Vernor v. Autodesk: US-Urteil zum Weiterverkauf von Software

Von: Dr. Olaf Koglin

Der United States Court of Appeals for the Ninth Circuit hat in seinem Urteil Vernor v. Autodesk zu der Frage Stellung genommen, ob ein Erwerber von Software unter US-amerikanischem Recht Besitzer („owner“) der Kopie oder aber Lizenznehmer ist. Hintergrund für diese – in Deutschland nicht so zu formulierende Frage – ist u.a. die Trennung zwischen einem Vertrag und einer Lizenz(vereinbarung) unter US-Recht.

Der Fall ist mit der deutschen Diskussion zu Gebrauchtsoftware entfernt verwandt, wobei es bei Vernor v. Autodesk im Gegensatz zum vom BGH entschiedenen Fall um Vervielfältigungsstücke ging, die Autodesk als Verkäufer/Lizenzgeber selbst angefertigt hatte. Der eBay-Verkäufer Timothy Vernor hatte die Software-CDs von einem Architekturbüro aufgekauft, welches diese zusammen mit einer Lizenzvereinbarung von Autodesk erworben hatte. Autodesk wandte sich gegen den von Vernor durchgeführten Weiterverkauf auf eBay.

Die Unterscheidung zwischen einem „owner of a copy“ und einem Lizenznehmer ist dabei für die Rechte des Nutzers wesentlich: Der „owner“ hat Rechte unter der sog. first sale doctrine gem. § 109 (a) U.S. Copyright Act, die mit dem deutschen Erschöpfungsgrundsatz beim Verkauf von Werkstücken (genauer: beim in-den-Verkehr-bringen gem. § 17 Abs. 2 UrhG) vergleichbar ist.

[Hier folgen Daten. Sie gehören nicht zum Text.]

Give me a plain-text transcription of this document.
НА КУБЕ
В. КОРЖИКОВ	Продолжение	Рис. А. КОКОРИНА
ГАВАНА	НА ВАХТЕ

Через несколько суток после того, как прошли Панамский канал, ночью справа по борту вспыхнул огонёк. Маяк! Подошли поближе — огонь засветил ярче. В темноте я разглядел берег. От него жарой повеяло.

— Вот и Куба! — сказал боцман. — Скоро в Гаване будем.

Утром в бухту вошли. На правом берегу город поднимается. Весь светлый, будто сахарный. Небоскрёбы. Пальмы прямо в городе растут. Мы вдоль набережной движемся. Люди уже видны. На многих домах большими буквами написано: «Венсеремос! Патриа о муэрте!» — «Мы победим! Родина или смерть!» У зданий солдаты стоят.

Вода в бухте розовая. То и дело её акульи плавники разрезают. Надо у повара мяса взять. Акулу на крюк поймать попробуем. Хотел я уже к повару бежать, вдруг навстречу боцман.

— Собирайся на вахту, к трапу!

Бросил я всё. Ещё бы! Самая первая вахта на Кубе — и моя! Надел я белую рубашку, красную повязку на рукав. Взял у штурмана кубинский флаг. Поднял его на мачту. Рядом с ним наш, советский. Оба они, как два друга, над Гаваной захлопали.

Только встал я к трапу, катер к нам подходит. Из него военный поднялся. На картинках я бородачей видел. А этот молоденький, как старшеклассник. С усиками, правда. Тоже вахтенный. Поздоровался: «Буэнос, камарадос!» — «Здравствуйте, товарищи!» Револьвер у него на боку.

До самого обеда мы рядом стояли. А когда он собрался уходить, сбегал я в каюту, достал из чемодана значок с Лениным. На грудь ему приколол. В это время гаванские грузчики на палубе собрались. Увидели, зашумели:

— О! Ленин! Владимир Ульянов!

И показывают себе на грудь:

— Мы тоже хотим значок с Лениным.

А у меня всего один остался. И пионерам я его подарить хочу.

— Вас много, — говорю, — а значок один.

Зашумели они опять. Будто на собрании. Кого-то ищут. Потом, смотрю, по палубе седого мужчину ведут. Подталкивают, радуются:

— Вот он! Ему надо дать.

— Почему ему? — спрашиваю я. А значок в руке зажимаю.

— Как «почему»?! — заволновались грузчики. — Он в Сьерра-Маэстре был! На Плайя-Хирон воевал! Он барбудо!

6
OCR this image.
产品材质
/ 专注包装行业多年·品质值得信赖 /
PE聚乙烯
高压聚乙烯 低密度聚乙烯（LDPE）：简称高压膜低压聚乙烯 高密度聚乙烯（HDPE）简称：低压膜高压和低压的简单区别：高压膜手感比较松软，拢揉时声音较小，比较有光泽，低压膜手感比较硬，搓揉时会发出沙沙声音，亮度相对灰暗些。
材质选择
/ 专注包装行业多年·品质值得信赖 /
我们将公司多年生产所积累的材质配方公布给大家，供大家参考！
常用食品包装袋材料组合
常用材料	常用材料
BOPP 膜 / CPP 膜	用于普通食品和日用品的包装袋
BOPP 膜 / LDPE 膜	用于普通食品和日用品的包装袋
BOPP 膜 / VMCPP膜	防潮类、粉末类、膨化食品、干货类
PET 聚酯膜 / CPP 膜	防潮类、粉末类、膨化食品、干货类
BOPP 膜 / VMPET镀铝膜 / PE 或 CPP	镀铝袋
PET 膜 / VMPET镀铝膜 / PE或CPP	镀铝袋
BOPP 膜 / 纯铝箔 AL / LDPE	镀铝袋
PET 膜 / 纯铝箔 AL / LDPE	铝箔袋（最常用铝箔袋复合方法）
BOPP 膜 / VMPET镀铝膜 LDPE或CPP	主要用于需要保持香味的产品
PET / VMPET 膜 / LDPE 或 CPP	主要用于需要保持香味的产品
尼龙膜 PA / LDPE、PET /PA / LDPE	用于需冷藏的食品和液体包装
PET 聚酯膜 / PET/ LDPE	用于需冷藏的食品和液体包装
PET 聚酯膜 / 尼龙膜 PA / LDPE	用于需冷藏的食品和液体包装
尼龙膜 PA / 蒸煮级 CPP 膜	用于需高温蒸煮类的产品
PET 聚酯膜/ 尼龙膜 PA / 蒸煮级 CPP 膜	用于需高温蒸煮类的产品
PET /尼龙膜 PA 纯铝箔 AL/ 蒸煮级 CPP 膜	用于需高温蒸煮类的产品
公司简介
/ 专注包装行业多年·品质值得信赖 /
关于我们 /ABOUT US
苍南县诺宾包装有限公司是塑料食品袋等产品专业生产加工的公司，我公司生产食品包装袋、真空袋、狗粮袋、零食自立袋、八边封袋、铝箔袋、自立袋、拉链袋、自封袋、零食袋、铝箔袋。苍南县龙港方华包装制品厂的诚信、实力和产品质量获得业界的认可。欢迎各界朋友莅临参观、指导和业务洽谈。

Hinzukommen bei Computerprogrammen Rechte nach § 117 (a) U.S. Copyright Act, die die Herstellung der Interoperabilität und das Anfertigen von Sicherheitskopien betreffen, also grob mit §§ 69d Abs. 2 und 69e UrhG vergleichbar sind.

Das erstinstanzliche Urteil sah den Erwerb als Verkauf im Sinne der first sale doctrine an und gestattete Vernor folglich den Weiterverkauf. Der Ninth Circuit als Berufungsgericht urteilte, dass der Softwarenutzer Lizenznehmer (und kein „owner“ der Kopie) ist, wenn kumulativ erstens der Rechteinhaber bestimmt, dass dem Benutzer eine Lizenz eingeräumt wird; er zweitens die Rechte des Nutzers zur Weitergabe der Software signifikant einschränkt; und er drittens wesentliche („notable“) Nutzungsbeschränkungen auferlegt.

Kritik an dem Drei-Stufen-Test des Berufungsgericht erwächst u.a. daran, dass dessen Voraussetzungen heutzutage in fast allen Fällen erfüllt sind: Bei praktisch jedem urheberrechtlich geschützten Werk, das in digitaler Form „verkauft“ wird, wird erwähnt, der Erwerber/Nutzer erhalte eine bestimmte „Lizenz“ (Voraussetzung Nr. 1). In deren Bedingungen wird in aller Regel auch aufgeführt, dass die Übertragung der „Lizenz“ nicht möglich oder zumindest erheblich eingeschränkt ist (Voraussetzung Nr. 2). Bleibt die dritte Voraussetzung, wonach die Lizenz bestimmte Nutzungsbeschränkungen beinhalten muss – und auch hieran hat das Berufungsgericht keine überhöhten Anforderungen gestellt. Übliche End User License Agreements, die einer verkauften Software-CD beigefügt sind, würden hiernach jeden „Verkauf“ zur „Lizenz“ machen und dadurch die first sale doctrine aushebeln.

Dem Ninth Circuit liegen derzeit noch weitere, ähnlich gelagerte Fälle vor. Spannend bleibt, wie die weiteren Entscheidungen zu diesem Themenkomplex – insbesondere durch den Supreme Court – aussehen werden.